The Pi's Core

Following on from the rough overview of the SoC, herewith a rough overview of the cores themselves.

Again this page is only an approximation to the truth, but it shows some of the key points.

A53 / A72 / A76 Core

Pi Core

Whilst there are many differences between the A53 core of the Pi 3 (and Pi 2 V1.2), the A72 of the Pi 4, and the A76 of the Pi 5, at this level of approximation they are almost indistinguishable.

In red are highlighted the "functional units". These are parts of the core which are dedicated to a few, simple, operations. One might say they are where the real work gets done.

Note that the integer and floating point / vector parts of the core are so distinct that one could imagine a core without any of the floating point / vector parts. Indeed such cores exist, and are used in some embedded systems and low-end phones. The A7 used in the original Pi 2 is a step towards this position, for it has just a single FP & vector functional unit. It also lacks the 64 bit extensions of the A53 and A72.

The arrows show the direction of data movement, and are bidirectional on the load unit as that unit can also move data between the integer and FP/vector registers.

The above diagram shows two important points. The functional units are independent, so that they can operate simultaneously. And they obtain their operands from registers, and write their results to registers. Only the load and store units access memory, so to add two numbers currently in memory and put the result back into memory takes four instructions: two loads of the operands from memory into two registers, one add, which will use the integer or floating-point functional unit as appropriate, and then one store.

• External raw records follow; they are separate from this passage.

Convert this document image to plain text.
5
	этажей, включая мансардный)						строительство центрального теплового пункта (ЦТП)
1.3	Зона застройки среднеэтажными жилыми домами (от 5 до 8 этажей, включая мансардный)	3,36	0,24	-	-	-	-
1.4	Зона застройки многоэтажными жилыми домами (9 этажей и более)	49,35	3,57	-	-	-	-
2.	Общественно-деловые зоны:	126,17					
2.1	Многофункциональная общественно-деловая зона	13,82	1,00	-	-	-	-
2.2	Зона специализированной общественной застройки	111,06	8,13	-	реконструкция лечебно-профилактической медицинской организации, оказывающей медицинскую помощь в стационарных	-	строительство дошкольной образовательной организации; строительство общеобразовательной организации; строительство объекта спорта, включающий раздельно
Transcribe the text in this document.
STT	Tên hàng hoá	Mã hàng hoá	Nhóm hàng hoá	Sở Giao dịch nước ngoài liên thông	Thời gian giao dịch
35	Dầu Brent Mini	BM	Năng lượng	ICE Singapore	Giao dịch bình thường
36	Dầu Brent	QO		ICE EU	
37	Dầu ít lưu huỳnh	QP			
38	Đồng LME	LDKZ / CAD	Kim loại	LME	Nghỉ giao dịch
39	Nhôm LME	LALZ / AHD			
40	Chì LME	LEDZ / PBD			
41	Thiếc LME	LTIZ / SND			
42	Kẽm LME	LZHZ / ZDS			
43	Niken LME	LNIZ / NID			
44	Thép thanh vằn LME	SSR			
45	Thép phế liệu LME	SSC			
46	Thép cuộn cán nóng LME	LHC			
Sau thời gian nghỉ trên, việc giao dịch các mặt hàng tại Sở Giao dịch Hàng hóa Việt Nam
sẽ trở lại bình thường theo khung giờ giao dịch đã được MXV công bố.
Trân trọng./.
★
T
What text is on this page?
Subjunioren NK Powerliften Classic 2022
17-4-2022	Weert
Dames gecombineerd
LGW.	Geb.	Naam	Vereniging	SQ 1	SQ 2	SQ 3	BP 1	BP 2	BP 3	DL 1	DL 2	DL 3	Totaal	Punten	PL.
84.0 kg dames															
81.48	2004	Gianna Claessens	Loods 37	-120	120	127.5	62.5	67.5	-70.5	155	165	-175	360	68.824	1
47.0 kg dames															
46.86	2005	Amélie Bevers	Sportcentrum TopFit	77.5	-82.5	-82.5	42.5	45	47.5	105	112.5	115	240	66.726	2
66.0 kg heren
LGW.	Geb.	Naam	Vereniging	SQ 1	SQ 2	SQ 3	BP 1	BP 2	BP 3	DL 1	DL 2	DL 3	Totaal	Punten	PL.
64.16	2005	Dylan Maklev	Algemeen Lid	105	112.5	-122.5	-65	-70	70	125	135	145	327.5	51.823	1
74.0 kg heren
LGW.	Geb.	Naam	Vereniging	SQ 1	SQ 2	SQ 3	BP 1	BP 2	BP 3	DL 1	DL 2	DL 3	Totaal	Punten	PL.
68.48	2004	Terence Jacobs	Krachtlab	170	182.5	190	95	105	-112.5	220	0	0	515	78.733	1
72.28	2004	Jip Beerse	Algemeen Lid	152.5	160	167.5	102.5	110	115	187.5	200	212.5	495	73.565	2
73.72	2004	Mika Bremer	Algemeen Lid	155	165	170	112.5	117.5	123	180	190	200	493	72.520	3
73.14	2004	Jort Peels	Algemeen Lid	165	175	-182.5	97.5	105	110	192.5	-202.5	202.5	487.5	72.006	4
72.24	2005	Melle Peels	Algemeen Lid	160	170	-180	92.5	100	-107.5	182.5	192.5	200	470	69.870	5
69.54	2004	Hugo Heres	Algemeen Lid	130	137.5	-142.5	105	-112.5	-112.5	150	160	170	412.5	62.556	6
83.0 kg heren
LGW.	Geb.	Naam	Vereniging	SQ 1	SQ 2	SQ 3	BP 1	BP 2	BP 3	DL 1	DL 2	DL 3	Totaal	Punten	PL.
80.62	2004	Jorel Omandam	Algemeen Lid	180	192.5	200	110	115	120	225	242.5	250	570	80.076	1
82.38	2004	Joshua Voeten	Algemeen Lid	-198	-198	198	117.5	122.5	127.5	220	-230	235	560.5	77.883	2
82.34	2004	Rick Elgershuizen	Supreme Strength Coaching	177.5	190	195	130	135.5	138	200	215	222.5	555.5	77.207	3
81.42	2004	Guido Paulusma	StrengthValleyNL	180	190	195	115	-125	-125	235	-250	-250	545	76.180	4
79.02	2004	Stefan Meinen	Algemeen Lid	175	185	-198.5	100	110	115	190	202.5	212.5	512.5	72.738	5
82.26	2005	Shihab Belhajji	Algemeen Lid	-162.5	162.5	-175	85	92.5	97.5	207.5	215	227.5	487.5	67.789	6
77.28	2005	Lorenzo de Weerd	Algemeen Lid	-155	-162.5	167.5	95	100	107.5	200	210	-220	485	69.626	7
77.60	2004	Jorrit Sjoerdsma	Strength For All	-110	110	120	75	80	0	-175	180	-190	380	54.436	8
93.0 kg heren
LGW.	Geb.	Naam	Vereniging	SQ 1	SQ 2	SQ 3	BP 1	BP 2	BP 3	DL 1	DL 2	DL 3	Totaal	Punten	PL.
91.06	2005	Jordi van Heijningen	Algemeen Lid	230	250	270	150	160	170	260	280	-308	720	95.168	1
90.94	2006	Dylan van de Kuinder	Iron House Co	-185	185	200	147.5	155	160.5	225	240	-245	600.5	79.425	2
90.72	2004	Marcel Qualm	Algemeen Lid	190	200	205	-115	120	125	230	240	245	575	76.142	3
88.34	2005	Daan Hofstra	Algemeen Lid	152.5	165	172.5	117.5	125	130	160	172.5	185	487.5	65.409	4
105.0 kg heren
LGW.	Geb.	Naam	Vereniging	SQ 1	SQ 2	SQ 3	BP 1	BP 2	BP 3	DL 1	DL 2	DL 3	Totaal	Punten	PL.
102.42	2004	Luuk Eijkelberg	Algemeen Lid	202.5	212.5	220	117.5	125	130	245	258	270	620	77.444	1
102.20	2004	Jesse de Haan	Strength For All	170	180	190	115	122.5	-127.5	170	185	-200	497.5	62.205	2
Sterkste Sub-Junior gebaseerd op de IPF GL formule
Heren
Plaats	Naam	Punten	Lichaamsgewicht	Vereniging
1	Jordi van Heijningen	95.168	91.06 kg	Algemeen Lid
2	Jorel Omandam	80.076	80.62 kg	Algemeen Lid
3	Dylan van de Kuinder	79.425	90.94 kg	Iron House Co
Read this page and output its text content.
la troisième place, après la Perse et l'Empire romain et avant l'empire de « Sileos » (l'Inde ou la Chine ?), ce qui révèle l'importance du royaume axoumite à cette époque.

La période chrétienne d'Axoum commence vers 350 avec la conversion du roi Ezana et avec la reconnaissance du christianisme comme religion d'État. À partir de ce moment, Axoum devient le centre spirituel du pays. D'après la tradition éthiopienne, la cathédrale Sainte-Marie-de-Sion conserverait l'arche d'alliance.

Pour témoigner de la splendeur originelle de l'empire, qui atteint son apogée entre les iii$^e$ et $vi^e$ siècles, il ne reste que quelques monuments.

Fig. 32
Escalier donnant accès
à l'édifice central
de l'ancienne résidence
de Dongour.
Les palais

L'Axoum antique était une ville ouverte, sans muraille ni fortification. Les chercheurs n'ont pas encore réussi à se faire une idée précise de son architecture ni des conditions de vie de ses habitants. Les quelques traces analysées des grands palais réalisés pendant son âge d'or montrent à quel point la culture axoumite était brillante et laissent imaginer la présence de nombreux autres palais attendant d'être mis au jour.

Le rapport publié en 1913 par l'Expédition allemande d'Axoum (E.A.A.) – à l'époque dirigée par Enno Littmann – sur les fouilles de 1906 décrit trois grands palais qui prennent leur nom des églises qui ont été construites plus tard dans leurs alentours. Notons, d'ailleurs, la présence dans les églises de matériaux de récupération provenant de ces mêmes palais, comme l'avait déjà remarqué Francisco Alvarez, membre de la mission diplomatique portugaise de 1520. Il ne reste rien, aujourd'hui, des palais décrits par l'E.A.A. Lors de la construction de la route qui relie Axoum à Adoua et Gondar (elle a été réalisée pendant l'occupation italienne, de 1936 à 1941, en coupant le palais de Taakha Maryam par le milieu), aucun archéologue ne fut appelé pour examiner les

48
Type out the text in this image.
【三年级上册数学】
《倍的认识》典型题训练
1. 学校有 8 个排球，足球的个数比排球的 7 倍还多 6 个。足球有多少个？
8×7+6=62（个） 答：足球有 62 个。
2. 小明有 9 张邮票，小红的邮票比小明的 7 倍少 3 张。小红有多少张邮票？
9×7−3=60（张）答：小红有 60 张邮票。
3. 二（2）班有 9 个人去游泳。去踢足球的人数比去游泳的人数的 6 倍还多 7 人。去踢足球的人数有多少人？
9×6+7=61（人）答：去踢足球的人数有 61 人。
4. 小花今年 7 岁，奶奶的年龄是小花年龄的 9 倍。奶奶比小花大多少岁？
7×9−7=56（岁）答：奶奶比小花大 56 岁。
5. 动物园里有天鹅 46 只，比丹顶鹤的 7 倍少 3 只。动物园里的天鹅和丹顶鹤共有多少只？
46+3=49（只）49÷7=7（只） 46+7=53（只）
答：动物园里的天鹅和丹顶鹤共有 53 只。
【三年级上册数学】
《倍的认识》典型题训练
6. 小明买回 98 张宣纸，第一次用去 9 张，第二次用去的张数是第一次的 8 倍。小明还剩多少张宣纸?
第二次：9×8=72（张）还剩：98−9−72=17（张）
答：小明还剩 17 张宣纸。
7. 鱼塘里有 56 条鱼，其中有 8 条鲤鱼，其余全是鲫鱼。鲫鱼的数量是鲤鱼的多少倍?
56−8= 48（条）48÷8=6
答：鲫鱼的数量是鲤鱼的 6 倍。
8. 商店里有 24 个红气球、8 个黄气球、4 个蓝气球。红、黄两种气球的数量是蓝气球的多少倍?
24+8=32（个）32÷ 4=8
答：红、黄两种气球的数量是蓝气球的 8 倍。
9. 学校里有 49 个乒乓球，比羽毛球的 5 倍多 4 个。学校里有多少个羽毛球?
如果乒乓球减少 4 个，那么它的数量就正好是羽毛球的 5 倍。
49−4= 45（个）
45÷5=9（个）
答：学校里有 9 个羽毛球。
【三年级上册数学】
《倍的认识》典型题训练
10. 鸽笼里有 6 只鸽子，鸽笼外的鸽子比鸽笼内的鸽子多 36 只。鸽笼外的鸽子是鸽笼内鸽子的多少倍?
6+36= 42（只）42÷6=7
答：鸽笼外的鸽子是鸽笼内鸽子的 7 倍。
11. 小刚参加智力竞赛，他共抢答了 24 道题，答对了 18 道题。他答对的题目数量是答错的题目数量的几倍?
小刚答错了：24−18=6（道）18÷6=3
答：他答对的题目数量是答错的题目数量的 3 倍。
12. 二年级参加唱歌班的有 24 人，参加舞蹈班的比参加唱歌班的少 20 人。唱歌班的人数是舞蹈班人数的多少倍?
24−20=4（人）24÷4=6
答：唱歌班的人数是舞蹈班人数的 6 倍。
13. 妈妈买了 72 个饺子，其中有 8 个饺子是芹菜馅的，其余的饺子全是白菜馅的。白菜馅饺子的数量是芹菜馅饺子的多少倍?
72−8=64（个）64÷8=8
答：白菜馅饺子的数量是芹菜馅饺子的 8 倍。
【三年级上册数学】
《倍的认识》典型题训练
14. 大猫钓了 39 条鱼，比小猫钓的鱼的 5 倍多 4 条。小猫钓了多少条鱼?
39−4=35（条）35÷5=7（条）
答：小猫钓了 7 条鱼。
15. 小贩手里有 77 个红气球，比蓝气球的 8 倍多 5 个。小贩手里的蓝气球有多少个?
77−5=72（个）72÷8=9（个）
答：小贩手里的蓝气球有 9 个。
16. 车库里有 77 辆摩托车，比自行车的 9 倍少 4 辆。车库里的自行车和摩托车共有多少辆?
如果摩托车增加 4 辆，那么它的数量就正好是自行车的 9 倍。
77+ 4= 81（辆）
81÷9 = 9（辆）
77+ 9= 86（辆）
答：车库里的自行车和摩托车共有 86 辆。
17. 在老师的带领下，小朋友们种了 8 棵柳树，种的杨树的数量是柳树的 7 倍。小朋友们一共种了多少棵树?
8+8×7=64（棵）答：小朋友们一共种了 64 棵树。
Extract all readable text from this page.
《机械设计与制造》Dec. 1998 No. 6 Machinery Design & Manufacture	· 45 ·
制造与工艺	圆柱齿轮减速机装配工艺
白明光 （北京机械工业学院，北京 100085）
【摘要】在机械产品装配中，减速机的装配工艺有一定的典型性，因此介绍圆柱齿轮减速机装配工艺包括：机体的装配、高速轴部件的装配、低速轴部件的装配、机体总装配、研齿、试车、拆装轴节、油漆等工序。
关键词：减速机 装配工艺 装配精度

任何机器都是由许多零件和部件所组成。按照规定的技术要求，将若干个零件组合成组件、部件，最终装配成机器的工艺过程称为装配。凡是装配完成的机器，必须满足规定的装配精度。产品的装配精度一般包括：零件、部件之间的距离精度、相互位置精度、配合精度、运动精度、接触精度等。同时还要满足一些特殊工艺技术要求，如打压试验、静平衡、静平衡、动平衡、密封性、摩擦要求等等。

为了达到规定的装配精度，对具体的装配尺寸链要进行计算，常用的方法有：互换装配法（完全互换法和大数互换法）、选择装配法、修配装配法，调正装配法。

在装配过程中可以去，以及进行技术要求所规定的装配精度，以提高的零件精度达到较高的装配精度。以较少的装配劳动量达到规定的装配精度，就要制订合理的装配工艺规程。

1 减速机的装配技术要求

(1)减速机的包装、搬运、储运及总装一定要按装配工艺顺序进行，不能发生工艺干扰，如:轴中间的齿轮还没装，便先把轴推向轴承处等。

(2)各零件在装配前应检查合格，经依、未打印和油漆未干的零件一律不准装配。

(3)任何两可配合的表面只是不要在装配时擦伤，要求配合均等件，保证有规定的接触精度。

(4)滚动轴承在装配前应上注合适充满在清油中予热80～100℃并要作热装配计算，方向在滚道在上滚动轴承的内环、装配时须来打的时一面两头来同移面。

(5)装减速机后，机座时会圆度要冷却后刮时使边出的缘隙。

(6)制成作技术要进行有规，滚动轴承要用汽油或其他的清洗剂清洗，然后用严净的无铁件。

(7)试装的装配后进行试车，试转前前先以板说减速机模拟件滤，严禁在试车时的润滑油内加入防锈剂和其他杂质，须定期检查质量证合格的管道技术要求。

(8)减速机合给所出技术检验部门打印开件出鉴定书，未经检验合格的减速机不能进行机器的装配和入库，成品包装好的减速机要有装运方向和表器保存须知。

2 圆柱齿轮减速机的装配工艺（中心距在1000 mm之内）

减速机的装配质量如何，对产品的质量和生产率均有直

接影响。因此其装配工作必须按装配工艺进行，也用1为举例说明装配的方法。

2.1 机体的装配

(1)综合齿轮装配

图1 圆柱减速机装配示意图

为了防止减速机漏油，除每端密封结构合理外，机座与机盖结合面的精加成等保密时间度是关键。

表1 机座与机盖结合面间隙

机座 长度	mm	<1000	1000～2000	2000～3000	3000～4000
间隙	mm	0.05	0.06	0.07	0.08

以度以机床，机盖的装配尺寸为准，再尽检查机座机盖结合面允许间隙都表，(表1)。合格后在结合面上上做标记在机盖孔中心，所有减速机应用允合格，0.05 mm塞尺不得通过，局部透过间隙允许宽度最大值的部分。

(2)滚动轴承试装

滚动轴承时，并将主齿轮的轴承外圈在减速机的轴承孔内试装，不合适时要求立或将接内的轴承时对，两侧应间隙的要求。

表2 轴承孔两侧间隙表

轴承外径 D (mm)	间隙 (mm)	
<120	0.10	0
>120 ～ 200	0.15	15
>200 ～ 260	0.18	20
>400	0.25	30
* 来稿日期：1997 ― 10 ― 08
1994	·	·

For most instructions each functional unit can accept a new instruction every clock cycle. (The main exceptions being integer and floating point division, and floating point square root. It can be ten to twenty clock cycles before a functional unit can accept another instruction after starting one of those.) However, it may take several clock-cycles before the answer appears.

The simplest instructions, such as integer addition, do execute in a single clock cycle in the functional unit. They are said to have a latency of one cycle. A floating point add or multiply takes around four cycles however. So if one has a set of additions or multiplications which are independent, that is, the operands (inputs) do not depend on the results of the others, the functional unit can start one on every clock cycle. If the operands do depend on previous results (c=a+b, e=c+d), then the second must wait for the first to finish completely. A floating point adder might be said to have a latency of four cycles, but a throughput of one cycle (as it can start a new addition every cycle).

Why are some functional units duplicated? The core can issue multiple instructions on a single clock cycle, provided that they target different functional units, and their operands are independent. The A53 can issue instructions to two functional units at every clock cycle, the A72 up to five, and the A76 up to eight (a branch unit is not shown on the above diagram).

And whilst the functional units' throughputs on the A53 and A72 are mostly identical, the latencies on the A72 tend to be lower, which produces performance improvements if there are not large numbers of independent operations to perform. The A76 is lower yet.

Peak Floating Point Performance

Like many modern CPUs, these ARM CPUs support a "fused multiply-add" (FMA) instruction. One of its forms is the core of a vector dot-product: a=a+b*c as a single instruction. The A72 can start two FMA instructions on each clock cycle, one in each of its FP/vector units. Each will ultimately execute two floating point operations, one add and one multiply, so the peak performance is four floating point operations per clock cycle (or 6 GFLOPS per core at 1.5GHz).

In the case of both the A53 and A72 the FP functional units can work on 64 bits of floating point data at once. The vector registers contain 128 bits (two double precision numbers, or four single precision) each. If a register is only half-full, then the FP functional units can accept a new instruction every clock cycle. If it is completely full, then a new instruction can be accepted only every other cycle -- the latency is two cycles.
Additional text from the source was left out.